The state park itself, which is actually closer to Queen City than it is Atlanta, sits on the shores of Wright Patman Lake. This fairly good sized lake was formed by damming the Sulfur river, and before politicians got busy patting each others backs instead of doing something useful for their constituents, it used to be called Sulfur Lake. (Apparently Patman was once an elected official from the area. Like we care!! Hey, I was also paid to do a job and did it well, but I hardly think that's worth having a place named after me!!!)
After this particular trip was delayed by a bad starter on the van and the arrival of Tropical Storm Bill, I rolled into the park on a Friday afternoon instead of the planned previous Monday arrival.
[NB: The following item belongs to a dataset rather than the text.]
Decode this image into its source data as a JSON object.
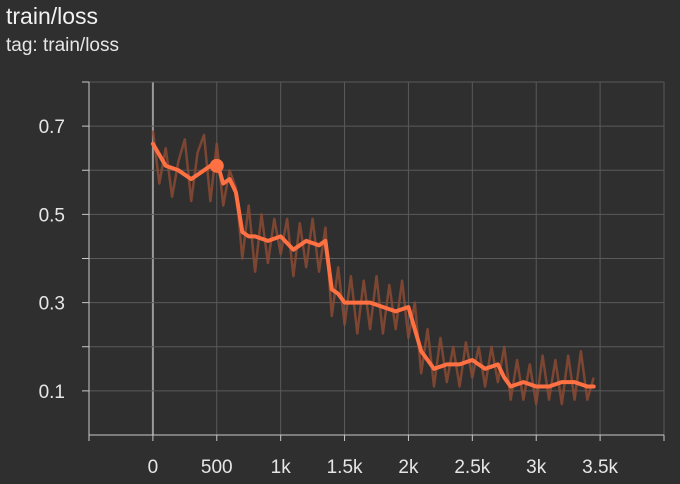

Expecting the worst I had made an online reservation to ensure I would be able to snag a camp site and was braced for a weekend of run-amucking in a crowded campground,
only that's not what happened. Instead, here I am in the Knights Bluff camping area off a little loop with 8
campsites around it. In case you haven't figured it out, that's me in
the red circle. And yes, I was the only occupied site on the loop all
There are full hookups in the park but they are little more than wide spots along the park road so I would avoid them if possible. Convenient if you just have to have a pull-through, but otherwise unremarkable. There are also back-in water/electric sites arranged more traditionally in rays off the road which is what I'm in here.
There are no primitive sites in this park, drive-up or walk-in, but given that it was mid June and slow moving Tropical Storm Bill had left an abundance of water behind, much of it thickening the air until walking wasn't much different than swimming, I gladly hooked up to shore-power and turned on the hated air conditioner in the afternoon when I got back from hiking/wading.
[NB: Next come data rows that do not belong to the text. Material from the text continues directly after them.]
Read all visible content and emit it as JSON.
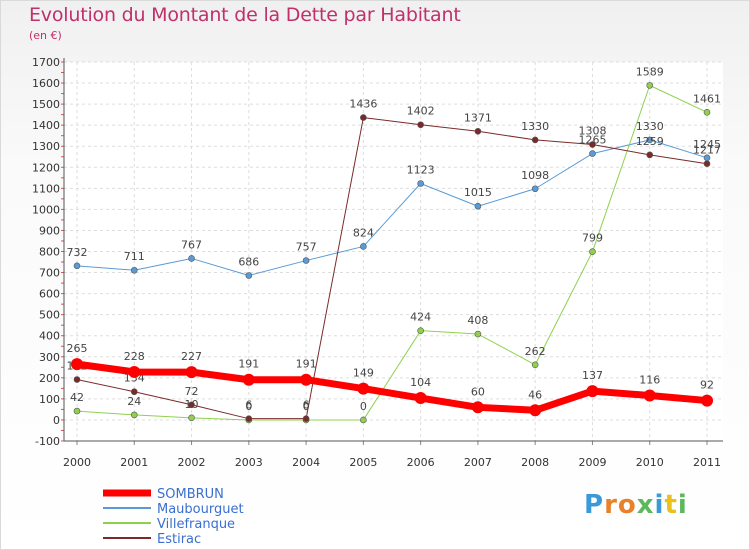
{
  "title": "Evolution du Montant de la Dette par Habitant",
  "subtitle": "(en €)",
  "logo": [
    "P",
    "r",
    "o",
    "x",
    "i",
    "t",
    "i"
  ],
  "logo_colors": [
    "#3a9ad9",
    "#e8822a",
    "#e8822a",
    "#5cb85c",
    "#3a9ad9",
    "#e8c21a",
    "#5cb85c"
  ],
  "chart_data": {
    "type": "line",
    "x": [
      "2000",
      "2001",
      "2002",
      "2003",
      "2004",
      "2005",
      "2006",
      "2007",
      "2008",
      "2009",
      "2010",
      "2011"
    ],
    "ylim": [
      -100,
      1700
    ],
    "yticks": [
      -100,
      0,
      100,
      200,
      300,
      400,
      500,
      600,
      700,
      800,
      900,
      1000,
      1100,
      1200,
      1300,
      1400,
      1500,
      1600,
      1700
    ],
    "grid": true,
    "legend_position": "bottom-left",
    "series": [
      {
        "name": "Maubourguet",
        "color": "#5b9bd5",
        "width": 1,
        "values": [
          732,
          711,
          767,
          686,
          757,
          824,
          1123,
          1015,
          1098,
          1265,
          1330,
          1245
        ],
        "labels": [
          "732",
          "711",
          "767",
          "686",
          "757",
          "824",
          "1123",
          "1015",
          "1098",
          "1265",
          "1330",
          "1245"
        ]
      },
      {
        "name": "Villefranque",
        "color": "#8fd14f",
        "width": 1,
        "values": [
          42,
          24,
          10,
          0,
          0,
          0,
          424,
          408,
          262,
          799,
          1589,
          1461
        ],
        "labels": [
          "42",
          "24",
          "10",
          "0",
          "0",
          "0",
          "424",
          "408",
          "262",
          "799",
          "1589",
          "1461"
        ]
      },
      {
        "name": "Estirac",
        "color": "#7b2a2a",
        "width": 1,
        "values": [
          192,
          134,
          72,
          6,
          6,
          1436,
          1402,
          1371,
          1330,
          1308,
          1259,
          1217
        ],
        "labels": [
          "192",
          "134",
          "72",
          "6",
          "6",
          "1436",
          "1402",
          "1371",
          "1330",
          "1308",
          "1259",
          "1217"
        ]
      },
      {
        "name": "SOMBRUN",
        "color": "#ff0000",
        "width": 7,
        "values": [
          265,
          228,
          227,
          191,
          191,
          149,
          104,
          60,
          46,
          137,
          116,
          92
        ],
        "labels": [
          "265",
          "228",
          "227",
          "191",
          "191",
          "149",
          "104",
          "60",
          "46",
          "137",
          "116",
          "92"
        ]
      }
    ],
    "legend": [
      {
        "name": "SOMBRUN",
        "color": "#ff0000",
        "width": 7
      },
      {
        "name": "Maubourguet",
        "color": "#5b9bd5",
        "width": 2
      },
      {
        "name": "Villefranque",
        "color": "#8fd14f",
        "width": 2
      },
      {
        "name": "Estirac",
        "color": "#7b2a2a",
        "width": 2
      }
    ]
  }
}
This is are area of dense mixed hardwoods and pines. (For those out there that think of Texas as only desert and tumbleweeds, logging is still a major economic factor in East Texas.)
And if the nurseries under the 90' pines are anything to go on, the forest here won't be fading away anytime soon. Under the protection of the mature trees, the ground is carpeted with tens of thousands of little wannabe trees just waiting for one of the old guys to die off and fall down, opening the understory up to growth-spurt inducing sunlight.
I had originally intended to mix some kayaking in with the hiking, but with all the water Topical Storm Bill had dumped both here and upstream, the lake was a little too exuberant for my taste, so the kayak stayed in the back of the van.
Not that the hiking wasn't also a bit of a challenge. About half of the park's trail system was in the lake and some of the rest was pretty dang close to being submerged as well. But nothing some water shoes and rolled up pant's legs couldn't handle, right? Wrong!!
All that water has displaced many of the forest critters and as I stood watching this little calf-deep pond in the middle of the trail, I could see the heads of several snakes criss-crossing that little bit of open water. I'm not particularly bothered by snakes, but chances were, some of those guys out there were venomous, so instead of wading I did a little bush-wacking and log-walking to work my way around the deeper spots.
Oddly enough, though the mile long, well blazed Hickory Hollow Nature trail is one of the higher trails in the park, as you can see from this photo, it doesn't appear to see much foot traffic.
In fact this is a photo of one of the two bridge-crossings along this trail. Yep, there really is a bridge just a few steps ahead there. I didn't need a machete to get through, but it would have helped!
I spent the good part of a couple days out on the trails of this park without meeting anyone else. (That seems to happen to me more than I would expect. Is everyone else just missing out or am I nuts for being out there??) In fact my only encounter was this elephant-seal looking dude hanging out in one of the trees.
With two separate boat launches, some decent trails (Once they've dried out a little) and nice $14 water/electric sites (Plus $3 if you don't have a park pass.) this is not a bad park to spend a little quiet time in.
I stayed here a couple days waiting for Tropical Storm Bill to finish screwing around out there in front of me, then crossed the Red River on a road that had been underwater the day before. When I looked over at the bridge carrying the southbound side of US71 over the river I could see where the bridge pilings used to hit the ground, then I could see another 20' or so of piling exposed below that by water scouring out the ground from beneath the bridge! No photo because I wasn't going to hang around out there to see just how safe the bridge was!! I also didn't look back to see if my side of the bridge was falling down behind me either, I just focused on the dry ground (Though in this case that's a relative term.) ahead of me and drove! In fact when I came back through the area a week and a half later the road had been closed again. . . Maybe I did knock the bridge down!